The autoformalization baseline demonstrates absolute accuracy improvements (5–7 points) over both zeroshot code generation and RL-finetuned agents, with significant reductions in per-query token usage (up to 40%). Notably, the advantage of code library reuse over parameter finetuning is magnified on deep compositional queries, indicating the importance of explicit, verified procedural abstraction for complex clinical logic.
Figure 7: Across model families, the autoformalization approach universally yields higher compositional query accuracy and improved token efficiency.
Policy Implications and Contradictory Results
A key claim validated in the paper is that RL-based finetuning (GRPO)—while improving on shallow database patterns—fails to scale to deep clinical reasoning, due to the combinatorial explosion of dependency paths and the limited expressive power for synthesizing modular code. In contrast, agents leveraging autoformalized libraries attain higher accuracy at all stratification levels, with lower cost and consistent temporal logic, challenging prevailing assumptions about parameter tuning as the dominant approach for clinical code automation.
Practical and Theoretical Implications
Practically, CodeClinic demonstrates that autoformalization of natural-language guidelines into robust function libraries is feasible at scale given only limited supervision. This directly reduces the need for ongoing expert-tool curation, facilitating rapid, policy-adaptive deployment of reasoning agents in clinical contexts. The approach inherently improves reproducibility and safety, as all outputs are derived from traceable, verifiable computation traces, which is a notable requirement in clinical auditing and regulation.
Theoretically, this work exposes the structural constraints of current LLMs—explicit, tool-based modularization is necessary to overcome the limitations of direct end-to-end code generation for tasks with deep compositionality or temporal state dependence. It also suggests that the next advances in clinical agent design will require hybrid architectures, where LLMs efficiently orchestrate modular, validated code assets in agentic loops, rather than relying on implicit memorization or shallow pattern matching.
Future Directions
Potential extensions include:
- Incorporation of multimodal EHR data (e.g., notes, imaging) into the autoformalization pipeline.

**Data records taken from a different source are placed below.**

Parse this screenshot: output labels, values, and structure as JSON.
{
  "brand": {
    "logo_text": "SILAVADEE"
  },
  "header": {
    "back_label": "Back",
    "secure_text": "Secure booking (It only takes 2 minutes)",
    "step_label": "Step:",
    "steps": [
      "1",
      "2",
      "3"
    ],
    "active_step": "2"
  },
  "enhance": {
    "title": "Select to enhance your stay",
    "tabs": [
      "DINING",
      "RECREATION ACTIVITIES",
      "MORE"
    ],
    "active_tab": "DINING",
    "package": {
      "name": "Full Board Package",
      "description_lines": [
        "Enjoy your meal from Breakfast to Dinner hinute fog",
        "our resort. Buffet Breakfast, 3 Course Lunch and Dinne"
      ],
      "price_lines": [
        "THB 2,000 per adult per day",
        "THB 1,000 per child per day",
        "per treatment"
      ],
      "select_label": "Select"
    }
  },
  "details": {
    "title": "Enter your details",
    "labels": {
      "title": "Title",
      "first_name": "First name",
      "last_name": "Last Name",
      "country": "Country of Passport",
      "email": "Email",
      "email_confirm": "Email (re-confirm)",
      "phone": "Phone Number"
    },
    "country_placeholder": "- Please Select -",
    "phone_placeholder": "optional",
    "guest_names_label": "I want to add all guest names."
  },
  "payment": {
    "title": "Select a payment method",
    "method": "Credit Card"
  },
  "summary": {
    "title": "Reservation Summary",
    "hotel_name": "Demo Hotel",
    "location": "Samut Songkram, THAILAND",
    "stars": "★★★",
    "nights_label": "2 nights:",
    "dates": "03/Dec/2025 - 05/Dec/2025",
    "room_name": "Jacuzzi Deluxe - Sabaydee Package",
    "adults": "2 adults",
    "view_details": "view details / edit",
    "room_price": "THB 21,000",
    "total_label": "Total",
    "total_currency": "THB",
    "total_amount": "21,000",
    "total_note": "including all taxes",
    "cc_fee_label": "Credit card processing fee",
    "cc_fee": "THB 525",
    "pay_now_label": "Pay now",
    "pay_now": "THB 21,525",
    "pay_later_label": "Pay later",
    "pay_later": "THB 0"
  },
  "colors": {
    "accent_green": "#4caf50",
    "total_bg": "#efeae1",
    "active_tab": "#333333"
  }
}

- Development of domain-adaptive or institution-specific function libraries, with continual verification against site-specific practices.
- Deployment and prospective evaluation of autoformalized agents as co-pilots in real ICU environments, with comprehensive monitoring of rare failure modes and generalization across health systems.
- Investigation of methods to learn not just atomic skills, but generalized concept dependency graphs and transformation templates, enabling even more robust code reuse.
Conclusion
CodeClinic provides a rigorous, agent-oriented benchmark for evaluating clinical reasoning automation with LLMs, and demonstrates that autoformalization pipelines—converting guidelines to verified, reusable function libraries—yield significant accuracy, consistency, and efficiency gains over traditional zeroshot or RL-finetuned approaches. This paradigm offers a scalable path toward flexible, institutionally-grounded, and auditable clinical reasoning agents, with broad implications for the design and deployment of medical AI systems (2605.09675).